Er fuhr erst herum, als Worthlow einen runden, appetitlich gedeckten Tisch auf die Terrasse unter die Markise rollte. Volkmar streckte den Arm aus.
«Was soll das?«rief er.»Zwei Gedecke! Ich will allein essen.«
«Sie werfen mich hinaus?«fragte eine samtene Stimme.
Volkmar hob die Schultern und drehte sich langsam um. In der Tür stand Loretta. Über das tief ausgeschnittene Kleid aus eng anliegendem, dunkelrosa Seidenjersey, das den oberen Teil ihrer Brüste freigab, breitete sich ihr langes, offenes Haar wie eine breite gesponnene Stola.

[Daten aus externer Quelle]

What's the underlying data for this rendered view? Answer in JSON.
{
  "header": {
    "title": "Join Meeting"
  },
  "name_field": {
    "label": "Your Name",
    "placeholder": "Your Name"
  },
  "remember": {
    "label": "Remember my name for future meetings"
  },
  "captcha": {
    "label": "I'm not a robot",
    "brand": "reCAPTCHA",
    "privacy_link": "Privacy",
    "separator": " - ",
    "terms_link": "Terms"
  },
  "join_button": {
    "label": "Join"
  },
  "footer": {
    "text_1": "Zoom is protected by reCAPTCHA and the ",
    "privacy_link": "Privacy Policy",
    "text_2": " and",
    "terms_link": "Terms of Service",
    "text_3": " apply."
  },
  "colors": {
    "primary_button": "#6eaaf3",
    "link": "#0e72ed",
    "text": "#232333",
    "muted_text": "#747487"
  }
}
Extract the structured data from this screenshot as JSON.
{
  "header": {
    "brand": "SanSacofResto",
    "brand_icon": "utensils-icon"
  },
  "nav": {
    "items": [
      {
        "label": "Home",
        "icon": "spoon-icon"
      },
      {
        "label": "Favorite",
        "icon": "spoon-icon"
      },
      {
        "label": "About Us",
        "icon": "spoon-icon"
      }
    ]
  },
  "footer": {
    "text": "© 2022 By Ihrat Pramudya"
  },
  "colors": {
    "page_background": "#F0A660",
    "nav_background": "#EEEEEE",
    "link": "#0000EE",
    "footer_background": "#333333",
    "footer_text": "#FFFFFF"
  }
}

«Darf ich hereinkommen?«fragte sie, als Volkmar keine Antwort gab.
Er nickte, kam ihr entgegen und küßte ihr die Hand.
Hier bin ich sterblich, dachte er. Trotzdem, Don Eugenio: Ich operiere nicht!
«Mein Vater ist traurig — «, sagte sie. Es klang, als beschwere sich ein gekränktes Kind. Sie ließ sich an seiner Hand zu den tiefen Gartensesseln mit den dicken Polstern führen und setzte sich. Worth-low kurbelte an dem gedeckten Tisch — die Tischplatte ließ sich heben und senken. Loretta schlug die Beine übereinander, der lange Rock war bis zur Mitte der Oberschenkel seitlich geschlitzt.